Town in Khandwa, Madhya Pradesh, India

Chhaigaon Makhan is a town and a tehsil headquarters in Khandwa District of the Indian state of Madhya Pradesh. The town is also a Development Block.

== Geography ==
It is about 15 km from Khandwa. It belongs to the Indore Division. Chhaigaon Makhan is 15 km away from Khandwa, 70 km away from Khargone and 115 km away from Indore. Nearby cities include Khandwa, Mandhata, Punasa, Pandhana, Mundi, Sanawad, Barwaha and Khargone.

==Demographics==
As per Census of India 2011, Chhaigaon Makhan has a population of 5,741 of which 2,847 are males while 2,894 are females.
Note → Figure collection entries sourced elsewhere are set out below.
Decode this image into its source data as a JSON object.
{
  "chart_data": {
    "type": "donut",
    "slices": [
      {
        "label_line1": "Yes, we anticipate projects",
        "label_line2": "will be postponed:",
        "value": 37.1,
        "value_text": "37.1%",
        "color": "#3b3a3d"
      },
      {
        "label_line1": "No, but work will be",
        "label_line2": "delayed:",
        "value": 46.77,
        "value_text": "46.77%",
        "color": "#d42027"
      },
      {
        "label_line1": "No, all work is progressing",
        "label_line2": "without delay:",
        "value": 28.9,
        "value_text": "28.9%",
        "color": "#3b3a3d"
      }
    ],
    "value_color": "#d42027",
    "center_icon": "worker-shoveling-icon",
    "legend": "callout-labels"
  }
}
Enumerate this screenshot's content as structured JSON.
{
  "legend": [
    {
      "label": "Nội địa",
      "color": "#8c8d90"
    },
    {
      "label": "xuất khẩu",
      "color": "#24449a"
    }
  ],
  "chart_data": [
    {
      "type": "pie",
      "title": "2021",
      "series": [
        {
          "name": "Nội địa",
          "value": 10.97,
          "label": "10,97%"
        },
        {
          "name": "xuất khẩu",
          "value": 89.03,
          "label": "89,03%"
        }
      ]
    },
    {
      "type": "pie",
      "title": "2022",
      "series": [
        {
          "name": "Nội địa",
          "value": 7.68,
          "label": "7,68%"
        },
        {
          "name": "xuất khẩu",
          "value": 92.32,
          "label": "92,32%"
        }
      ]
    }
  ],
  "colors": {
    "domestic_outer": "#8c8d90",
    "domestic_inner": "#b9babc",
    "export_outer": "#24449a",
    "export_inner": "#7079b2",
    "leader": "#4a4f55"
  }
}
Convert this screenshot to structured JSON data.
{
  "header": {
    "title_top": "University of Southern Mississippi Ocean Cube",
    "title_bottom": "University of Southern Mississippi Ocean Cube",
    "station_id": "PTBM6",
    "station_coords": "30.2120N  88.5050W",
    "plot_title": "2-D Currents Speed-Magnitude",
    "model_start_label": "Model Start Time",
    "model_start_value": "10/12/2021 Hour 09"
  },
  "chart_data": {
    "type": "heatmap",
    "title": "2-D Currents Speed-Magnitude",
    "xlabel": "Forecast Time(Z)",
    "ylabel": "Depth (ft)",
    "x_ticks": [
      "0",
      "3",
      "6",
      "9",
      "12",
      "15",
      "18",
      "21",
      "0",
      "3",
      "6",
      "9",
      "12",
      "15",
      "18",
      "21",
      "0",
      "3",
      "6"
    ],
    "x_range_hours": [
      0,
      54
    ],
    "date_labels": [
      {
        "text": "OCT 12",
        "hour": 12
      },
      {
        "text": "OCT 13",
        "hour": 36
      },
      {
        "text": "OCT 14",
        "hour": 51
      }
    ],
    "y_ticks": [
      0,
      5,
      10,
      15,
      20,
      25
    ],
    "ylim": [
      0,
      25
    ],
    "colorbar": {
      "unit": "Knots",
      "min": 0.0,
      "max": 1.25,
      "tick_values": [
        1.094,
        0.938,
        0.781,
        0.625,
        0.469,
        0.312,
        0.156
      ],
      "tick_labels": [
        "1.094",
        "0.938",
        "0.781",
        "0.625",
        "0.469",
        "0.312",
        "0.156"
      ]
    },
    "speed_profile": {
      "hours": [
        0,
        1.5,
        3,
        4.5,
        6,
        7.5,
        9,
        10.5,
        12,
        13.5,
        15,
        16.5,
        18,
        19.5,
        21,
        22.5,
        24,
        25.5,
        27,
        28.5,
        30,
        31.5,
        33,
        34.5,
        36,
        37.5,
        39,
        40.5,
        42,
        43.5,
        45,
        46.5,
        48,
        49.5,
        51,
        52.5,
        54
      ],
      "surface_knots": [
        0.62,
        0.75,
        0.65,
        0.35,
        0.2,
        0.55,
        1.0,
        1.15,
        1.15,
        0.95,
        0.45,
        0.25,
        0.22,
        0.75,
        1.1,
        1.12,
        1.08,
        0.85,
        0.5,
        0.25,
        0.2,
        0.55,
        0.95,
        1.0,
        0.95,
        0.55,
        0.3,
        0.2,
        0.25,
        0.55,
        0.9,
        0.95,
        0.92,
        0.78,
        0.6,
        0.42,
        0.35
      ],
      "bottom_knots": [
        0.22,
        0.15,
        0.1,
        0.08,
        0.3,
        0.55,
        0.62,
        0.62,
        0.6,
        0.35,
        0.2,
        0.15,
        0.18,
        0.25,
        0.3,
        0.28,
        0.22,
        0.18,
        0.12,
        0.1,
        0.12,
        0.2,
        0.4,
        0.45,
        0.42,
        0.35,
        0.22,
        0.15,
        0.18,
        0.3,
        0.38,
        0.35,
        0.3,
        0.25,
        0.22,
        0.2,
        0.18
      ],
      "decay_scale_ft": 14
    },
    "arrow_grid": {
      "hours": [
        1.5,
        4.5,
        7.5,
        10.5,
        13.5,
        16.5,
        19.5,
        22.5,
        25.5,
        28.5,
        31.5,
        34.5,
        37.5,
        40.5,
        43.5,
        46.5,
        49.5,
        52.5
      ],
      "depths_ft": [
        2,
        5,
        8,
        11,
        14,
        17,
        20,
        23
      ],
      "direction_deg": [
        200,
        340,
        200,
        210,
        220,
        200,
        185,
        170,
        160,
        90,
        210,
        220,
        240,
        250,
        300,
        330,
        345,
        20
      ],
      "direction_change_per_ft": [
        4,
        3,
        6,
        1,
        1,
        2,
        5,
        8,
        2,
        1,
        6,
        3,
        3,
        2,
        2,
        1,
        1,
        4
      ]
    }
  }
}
People mostly use Hindi and Nimadi languages.

==Administration==
Chhaigaon Makhan is a tehsil headquarters and a Development Block, it includes about 44 gram panchayats. The town includes a police station and several bank services are available.

== Education ==
Educational institutions include Government College, Chhaigaon, and a Government Boys and Government Girls schools. Dr. C.V. Raman University, is a private institute nearby.

==Transport==
The town is connected to nearby major cities with a bus service.